Dans la région d'Ophiuchus, 2 planètes mènent une drôle de danse... sans la moindre étoile dans les parages ! De quoi élargir le scénario de la naissance des planètes : elles seraient comme... les étoiles.

Voici maintenant que 2 planètes peuvent avoir des tête-à-tête dans l'Univers ! En juin 2006, deux mastodontes de gaz chaud, encore cerclés d'un disque de gaz et de poussières secoué de tourbillons et de brusque irruptions, trahissant leur jeune âge, ont en effet été repérés tournant l'un autour de l'autre. Une étrange chorégraphie effectuée à une vitesse presque imperceptible et, surtout, sans la moindre étoile dans les parages : la plus proche se trouve à 30 fois la distance qui sépare les 2 points rouge-pourpre, elle même estimée à plus de six fois la distance entre le Soleil et Pluton. Du jamais vu. Dans cette région de formation stellaire nommée Ophiuchus, située à quelque 400 années-lumière de nous, où les jeunes étoiles sont pourtant légion, les deux très jeunes objets de masse planétaire (ils auraient un million d'années à peine et des masses égales à 7 et 14 fois celle de Jupiter) ont donc trouvé le moyen de flotter dans l'espace en solitaire.

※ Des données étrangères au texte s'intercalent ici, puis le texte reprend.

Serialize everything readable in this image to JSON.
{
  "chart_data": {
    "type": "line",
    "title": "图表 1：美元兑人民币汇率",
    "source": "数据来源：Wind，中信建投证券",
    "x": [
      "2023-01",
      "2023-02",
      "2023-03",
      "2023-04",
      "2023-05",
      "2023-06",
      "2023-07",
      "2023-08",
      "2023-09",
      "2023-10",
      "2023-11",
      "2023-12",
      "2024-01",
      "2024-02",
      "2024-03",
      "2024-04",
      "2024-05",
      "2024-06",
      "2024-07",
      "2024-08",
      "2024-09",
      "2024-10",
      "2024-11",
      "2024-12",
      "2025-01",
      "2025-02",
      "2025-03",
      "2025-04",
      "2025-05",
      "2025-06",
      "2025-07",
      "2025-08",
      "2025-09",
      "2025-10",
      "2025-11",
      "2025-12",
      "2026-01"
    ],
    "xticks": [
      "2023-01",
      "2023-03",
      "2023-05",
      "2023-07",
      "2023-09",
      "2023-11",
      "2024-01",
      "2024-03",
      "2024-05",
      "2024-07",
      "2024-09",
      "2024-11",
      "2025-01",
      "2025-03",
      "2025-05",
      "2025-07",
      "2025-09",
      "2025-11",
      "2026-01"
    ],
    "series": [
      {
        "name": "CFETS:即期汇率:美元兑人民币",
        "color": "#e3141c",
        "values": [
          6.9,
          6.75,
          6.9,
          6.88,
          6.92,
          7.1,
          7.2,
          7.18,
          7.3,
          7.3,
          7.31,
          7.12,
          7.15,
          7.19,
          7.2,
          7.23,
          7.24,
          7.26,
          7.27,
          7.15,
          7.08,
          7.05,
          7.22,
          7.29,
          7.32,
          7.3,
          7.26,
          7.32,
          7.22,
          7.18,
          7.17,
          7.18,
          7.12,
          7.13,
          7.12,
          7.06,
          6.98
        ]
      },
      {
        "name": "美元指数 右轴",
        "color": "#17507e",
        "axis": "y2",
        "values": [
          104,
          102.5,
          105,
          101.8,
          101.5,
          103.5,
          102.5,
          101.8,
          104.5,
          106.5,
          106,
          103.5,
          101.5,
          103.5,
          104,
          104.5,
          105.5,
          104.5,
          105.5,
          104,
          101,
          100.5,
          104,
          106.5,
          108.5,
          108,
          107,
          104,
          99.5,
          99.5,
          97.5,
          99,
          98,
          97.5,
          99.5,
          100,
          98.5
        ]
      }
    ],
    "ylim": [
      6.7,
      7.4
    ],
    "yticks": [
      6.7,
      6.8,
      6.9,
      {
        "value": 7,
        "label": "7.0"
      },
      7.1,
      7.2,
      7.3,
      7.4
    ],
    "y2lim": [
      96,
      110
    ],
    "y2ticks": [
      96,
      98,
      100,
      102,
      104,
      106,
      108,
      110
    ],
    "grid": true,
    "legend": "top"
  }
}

UNE OBSERVATION QUI REMET À PLAT BIEN DES THÉORIES

"Ce couple ajoute encore à la riche diversité des mondes récemment découverts, souligne Ray Jayawardhana, l'astronome sri-lankais de l'université de Toronto à l'origine de la découverte avec son collègue bulgare Valentin Ivanov de l'ESO (l'Observatoire austral européen, situé au Chili). Une diversité qu'on ne pouvait pas même imaginer il y a seulement dix ans." Et qui, surtout, remet à plat bien des théories.
Il faut se rappeler que lorsque commença, au début des années 90, la chasse aux planètes hors de notre système solaire (les exoplanètes), les astronomes s'attendaient à découvrir des corps semblables à ceux qu'ils connaissaient : des planètes en orbite autour de leur étoile, comme la Terre l'est autour du Soleil. C'était avant que l'Espagnole Maria Rosa Zapatero, de l'Institut d'astrophysique des Canaries, n'expose en 2000 le premier cliché d'une planète sans attache aucune, isolée dans l'amas d'étoiles Sigma Orionis. Cette "planète flottante" provoqua la stupeur. Surtout qu'elle n'était pas une exception : la même année, Philip Lucas et Patrick Roche, membres respectifs des universités de Hertfordshire et d'Oxford, en Grande-Bretagne, repéraient d'autres planètes flottantes, cette fois dans la région de formation d'étoiles Orion. D'où venaient-elles ? Comment s'étaient-elles formées ? Si elles se sont formées à la manière des étoiles, s'agit-il encore de planètes ?
Selon la théorie admise par les astrophysiciens, une planète se forme dans un disque de gaz et de poussières, dit protoplanétaire, en rotation autour d'une étoile. Confrontés à ces étranges nouvelles venues flottant dans l'espace, dont une vingtaine de spécimens a d'ores et déjà été découverte, les scientifiques ont logiquement imaginé qu'elles aussi s'étaient formées de cette manière. Seule différence : elles auraient été éjectées loin de leur étoile en raison d'interactions avec les autres planètes du disque, ou du passage d'une étoile à proximité. Oui, mais la découverte par Ray Jayawardhana et Valentin Ivanov le 29 juin dernier du couple de planètes flottantes jumelles chamboule tout. "Il est très improbable qu'elles aient pu être éjectées d'un disque protoplanétaire dans la même direction et à la même distance dans le ciel, explique Valentin Ivanov. D'autant qu'elles sont très distantes l'une de l'autre et faiblement liées."
Les deux planètes se seraient elles alors formées toutes seules ? En 2004, on se rappelle qu'une équipe internationale menée par le Français Gael Chauvin de l'ESO obtenait la première image d'un objet de masse planétaire en orbite autour... d'une naine brune (une étoile ratée). Une première bizarrerie qui posait déjà la question. "Cette naine brune ne semble pas assez massive pour avoir pu créer dans son disque un mastodonte gazeux comme celui qui lui tourne autour", souligne Christophe Dumas, autre astronome de l'ESO membre de l'équipe.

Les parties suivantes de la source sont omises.